Le savoir de Nicodème est fondé sur des traditions et des théories. Le savoir de Jésus repose sur l’expérience. Le pharisien connaît la lettre de l’Écriture. Jésus en réalise l’esprit. Le docteur cherche encore la lumière que de simples villageois de Galilée sont déjà en train de propager...

Et cette lumière transcende les vieux schémas de ses espérances messianiques. Il attendait un Messie qui règnerait sur Israël. Mais Dieu a prévu de régner sur l’humanité entière. Son envoyé sera le roi de tous ceux qui veulent la vie sans fin, dans le royaume de l’amour sans frontières.

« Dieu, en effet, a tant aimé le monde qu’il a donné son Fils unique, afin que quiconque croit en lui ne périsse pas, mais qu’il ait la vie éternelle. » (Jean 3 : 16)

Si Dieu aime sans limites et désire notre bonheur sans restrictions, son intention première en envoyant le Messie n’est pas de juger le monde, comme le pensait le groupe des amis de Nicodème. Le jugement sera la conséquence ultime de la liberté humaine. La mission du Fils est d’amener à la vie, maintenant et toujours. Il ne s’agit pas de détruire

les uns et de sauver les autres, mais de rendre l’espérance à tous.

Et comme Dieu ne désire pas des sujets contraints mais des êtres

libres, il n’imposera pas son royaume par la force brutale des armes mais par celle contraignante de l’amour.

L’homme, blessé à mort dans les profondeurs de son être, accédera à la vie nouvelle comme un patient que l’on guérit d’une blessure mortelle.

« Comme Moïse a élevé le serpent dans le désert, il faut que le Fils de l’homme soit élevé afin que quiconque croit, ait en lui la vie éternelle. » (Jean 3 : 14)

Jésus répond finalement à la grande question que Nicodème ne parvient pas à formuler : « Que faire pour atteindre cette vie nouvelle ? Comment naître de nouveau ? »

En nous séparant de Dieu, la seule source de vie, nous nous sommes condamnés à mort. Notre seule possibilité de survie est de relier notre finitude à l’éternité. Voilà la vérité. Nous ne pouvons voir la lumière que par l’intervention d’en haut : en elle seule réside notre salut. Notre destin humain dépend de notre acceptation de la grâce divine.

« Celui qui recherche la vérité s’approche de la lumière»... »

Nicodème s’éloigne, tandis que ces paroles d’espérance résonnent encore à ses oreilles. Il a trouvé plus qu’un maître.
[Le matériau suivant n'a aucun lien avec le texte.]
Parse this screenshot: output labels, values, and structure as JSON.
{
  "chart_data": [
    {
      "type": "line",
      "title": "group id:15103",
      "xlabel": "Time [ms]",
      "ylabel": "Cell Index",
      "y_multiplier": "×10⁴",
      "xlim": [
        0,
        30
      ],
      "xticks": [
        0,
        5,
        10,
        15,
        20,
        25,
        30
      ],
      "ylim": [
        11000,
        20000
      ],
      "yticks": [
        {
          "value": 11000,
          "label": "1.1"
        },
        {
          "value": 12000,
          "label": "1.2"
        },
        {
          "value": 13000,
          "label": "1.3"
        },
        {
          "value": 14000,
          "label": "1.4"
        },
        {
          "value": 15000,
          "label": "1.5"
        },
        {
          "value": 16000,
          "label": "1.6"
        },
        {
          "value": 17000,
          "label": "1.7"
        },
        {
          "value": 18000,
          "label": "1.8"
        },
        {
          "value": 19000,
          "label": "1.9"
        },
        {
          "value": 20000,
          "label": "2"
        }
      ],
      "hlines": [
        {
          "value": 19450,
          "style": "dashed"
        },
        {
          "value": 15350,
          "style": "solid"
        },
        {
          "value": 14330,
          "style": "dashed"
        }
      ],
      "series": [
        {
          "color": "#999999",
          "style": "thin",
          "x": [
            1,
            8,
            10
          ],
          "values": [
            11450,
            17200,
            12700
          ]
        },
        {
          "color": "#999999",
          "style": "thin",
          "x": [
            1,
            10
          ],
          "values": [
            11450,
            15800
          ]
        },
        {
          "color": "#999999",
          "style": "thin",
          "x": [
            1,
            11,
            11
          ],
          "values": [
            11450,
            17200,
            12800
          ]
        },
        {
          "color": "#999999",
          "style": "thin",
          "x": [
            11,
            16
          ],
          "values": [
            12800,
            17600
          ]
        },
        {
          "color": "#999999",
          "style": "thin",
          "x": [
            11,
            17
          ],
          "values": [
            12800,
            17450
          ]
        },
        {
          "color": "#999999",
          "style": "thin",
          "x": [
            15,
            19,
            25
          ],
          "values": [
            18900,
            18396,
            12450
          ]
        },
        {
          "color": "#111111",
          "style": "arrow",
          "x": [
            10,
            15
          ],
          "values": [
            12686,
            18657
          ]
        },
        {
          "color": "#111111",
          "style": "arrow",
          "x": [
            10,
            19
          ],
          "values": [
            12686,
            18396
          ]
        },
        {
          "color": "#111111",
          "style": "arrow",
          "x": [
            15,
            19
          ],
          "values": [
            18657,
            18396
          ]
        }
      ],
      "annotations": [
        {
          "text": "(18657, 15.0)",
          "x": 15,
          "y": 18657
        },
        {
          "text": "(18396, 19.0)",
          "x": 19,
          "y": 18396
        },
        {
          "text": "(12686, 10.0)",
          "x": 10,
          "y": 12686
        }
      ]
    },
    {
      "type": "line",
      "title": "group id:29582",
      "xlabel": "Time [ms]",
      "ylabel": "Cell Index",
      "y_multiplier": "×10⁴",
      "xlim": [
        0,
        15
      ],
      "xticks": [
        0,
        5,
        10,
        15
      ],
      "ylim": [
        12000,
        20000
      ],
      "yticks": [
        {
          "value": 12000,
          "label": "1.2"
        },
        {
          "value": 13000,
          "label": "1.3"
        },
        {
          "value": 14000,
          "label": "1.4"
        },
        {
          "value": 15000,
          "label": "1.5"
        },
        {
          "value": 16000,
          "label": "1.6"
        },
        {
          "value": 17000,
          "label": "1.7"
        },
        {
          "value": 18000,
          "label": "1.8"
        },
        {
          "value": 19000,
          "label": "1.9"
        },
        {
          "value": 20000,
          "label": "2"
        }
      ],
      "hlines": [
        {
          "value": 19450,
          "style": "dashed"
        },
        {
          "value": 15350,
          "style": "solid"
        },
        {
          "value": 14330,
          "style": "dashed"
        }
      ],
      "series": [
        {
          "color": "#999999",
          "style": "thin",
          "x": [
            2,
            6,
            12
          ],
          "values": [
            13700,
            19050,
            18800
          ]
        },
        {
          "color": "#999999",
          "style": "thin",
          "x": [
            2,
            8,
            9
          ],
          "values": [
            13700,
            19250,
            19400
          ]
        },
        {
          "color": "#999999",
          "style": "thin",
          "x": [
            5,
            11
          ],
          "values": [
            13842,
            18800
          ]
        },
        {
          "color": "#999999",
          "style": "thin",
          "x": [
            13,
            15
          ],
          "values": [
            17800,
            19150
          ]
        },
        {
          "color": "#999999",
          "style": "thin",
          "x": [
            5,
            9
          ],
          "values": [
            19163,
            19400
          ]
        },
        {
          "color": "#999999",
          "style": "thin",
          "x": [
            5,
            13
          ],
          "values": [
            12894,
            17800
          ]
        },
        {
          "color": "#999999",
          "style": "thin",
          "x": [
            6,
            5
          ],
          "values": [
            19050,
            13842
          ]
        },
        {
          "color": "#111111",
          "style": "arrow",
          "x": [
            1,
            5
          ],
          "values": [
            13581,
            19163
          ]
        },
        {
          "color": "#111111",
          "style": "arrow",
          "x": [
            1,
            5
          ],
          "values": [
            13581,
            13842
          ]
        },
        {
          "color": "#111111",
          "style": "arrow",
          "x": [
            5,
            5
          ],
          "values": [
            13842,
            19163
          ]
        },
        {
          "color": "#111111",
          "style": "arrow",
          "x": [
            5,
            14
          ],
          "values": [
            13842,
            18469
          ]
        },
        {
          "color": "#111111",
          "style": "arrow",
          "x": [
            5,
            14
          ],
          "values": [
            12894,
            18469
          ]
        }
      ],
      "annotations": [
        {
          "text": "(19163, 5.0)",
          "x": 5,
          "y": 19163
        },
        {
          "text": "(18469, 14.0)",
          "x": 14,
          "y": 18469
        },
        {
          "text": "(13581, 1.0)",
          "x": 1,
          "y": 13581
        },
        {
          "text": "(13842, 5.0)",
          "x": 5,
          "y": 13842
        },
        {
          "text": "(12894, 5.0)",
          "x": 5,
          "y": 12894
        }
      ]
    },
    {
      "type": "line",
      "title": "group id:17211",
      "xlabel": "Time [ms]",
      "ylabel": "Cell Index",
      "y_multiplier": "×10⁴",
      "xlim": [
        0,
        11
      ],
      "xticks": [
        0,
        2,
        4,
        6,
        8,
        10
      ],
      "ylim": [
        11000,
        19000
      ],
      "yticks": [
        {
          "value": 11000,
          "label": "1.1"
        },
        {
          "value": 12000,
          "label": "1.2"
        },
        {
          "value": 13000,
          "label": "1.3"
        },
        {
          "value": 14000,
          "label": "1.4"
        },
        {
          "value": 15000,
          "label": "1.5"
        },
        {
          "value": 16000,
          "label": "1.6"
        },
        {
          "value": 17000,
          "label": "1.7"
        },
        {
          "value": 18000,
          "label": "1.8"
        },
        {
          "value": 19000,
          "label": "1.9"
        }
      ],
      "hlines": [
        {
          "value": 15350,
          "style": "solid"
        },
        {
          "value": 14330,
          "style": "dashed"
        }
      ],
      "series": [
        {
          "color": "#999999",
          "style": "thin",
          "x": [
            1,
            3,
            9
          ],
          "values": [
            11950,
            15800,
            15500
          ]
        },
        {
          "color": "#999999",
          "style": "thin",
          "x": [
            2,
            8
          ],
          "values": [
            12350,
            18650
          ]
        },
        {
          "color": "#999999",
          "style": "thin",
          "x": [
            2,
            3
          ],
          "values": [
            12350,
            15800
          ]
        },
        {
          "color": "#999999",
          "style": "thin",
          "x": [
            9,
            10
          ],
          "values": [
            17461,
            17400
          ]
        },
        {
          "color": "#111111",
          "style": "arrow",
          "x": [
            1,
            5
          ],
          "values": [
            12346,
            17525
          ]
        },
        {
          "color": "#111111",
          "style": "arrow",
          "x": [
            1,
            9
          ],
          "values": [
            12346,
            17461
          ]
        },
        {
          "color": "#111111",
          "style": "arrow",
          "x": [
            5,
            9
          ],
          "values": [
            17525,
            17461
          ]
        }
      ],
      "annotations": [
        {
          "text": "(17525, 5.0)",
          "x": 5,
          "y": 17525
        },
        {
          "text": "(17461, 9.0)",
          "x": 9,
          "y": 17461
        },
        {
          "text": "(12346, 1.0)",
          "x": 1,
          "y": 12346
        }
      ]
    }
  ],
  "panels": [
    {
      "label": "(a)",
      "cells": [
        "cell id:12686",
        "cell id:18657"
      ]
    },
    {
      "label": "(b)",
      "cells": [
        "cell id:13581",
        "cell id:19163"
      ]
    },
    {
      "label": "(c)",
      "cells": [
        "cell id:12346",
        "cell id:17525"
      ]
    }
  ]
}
Cependant, même s’il a été marqué pour toujours par son message déconcertant, il lui faudra du temps encore avant de répondre à son appel. Il existe des naissances spirituelles rapides, simples et des gestations incroyablement longues, laborieuses...

Nicodème est le disciple de la nuit, le partisan de l’ombre. L’intellectuel tourmenté qui hésite, non par manque de conviction, mais par manque de courage. L’homme du « qu’en dira-t-on » et de la prudence, de la méfiance. Celui qui a peur de s’engager, car il sait combien il est difficile de ramer contre le courant, qui désire renaître, mais qui a du mal à abandonner la carapace fossilisée de son ancien moi. Celui qui admire Jésus, mais n’ose pas se prononcer pour lui et court jusqu’au bout le risque de ne pas se dégager du groupe des tièdes, que Dieu vomit de sa bouche.

Il a eu cette nuit-là la possibilité de devenir un homme nouveau au service de l’Évangile, mais il continuera à servir l’ancienne loi comme simple juriste.

Ce n’est que lorsque le haut clergé décidera d’en finir avec le prédicateur révolutionnaire que Nicodème se risquera à prendre sa défense. Et, trois ans plus tard, quand ce disciple de la dernière heure finira par ne plus pouvoir résister à sa conscience et se décidera à prendre publiquement position en faveur de Jésus, celui-ci aura déjà été crucifié.

La lumière entrevue au cours de sa rencontre secrète illuminera la croix du Calvaire et lui rappellera la référence énigmatique au bois dressé entre la terre et le ciel pour le salut des hommes. Alors, cette illumination l’incitera à prendre le parti du Crucifié, à l’heure où ses propres disciples fuiront, incrédules et atterrés. Défiant les chefs et les collègues qu’il avait toujours craints, Nicodème leur demandera de se charger du corps de Jésus et, en ultime hommage à celui qu’il n’avait suivi que de loin, il couvrira de baume les plaies qu’il avait contribué lui aussi à ouvrir par sa propre lâcheté... Enfin, il osera naître à cette vie nouvelle à laquelle il avait eu tant de mal à croire.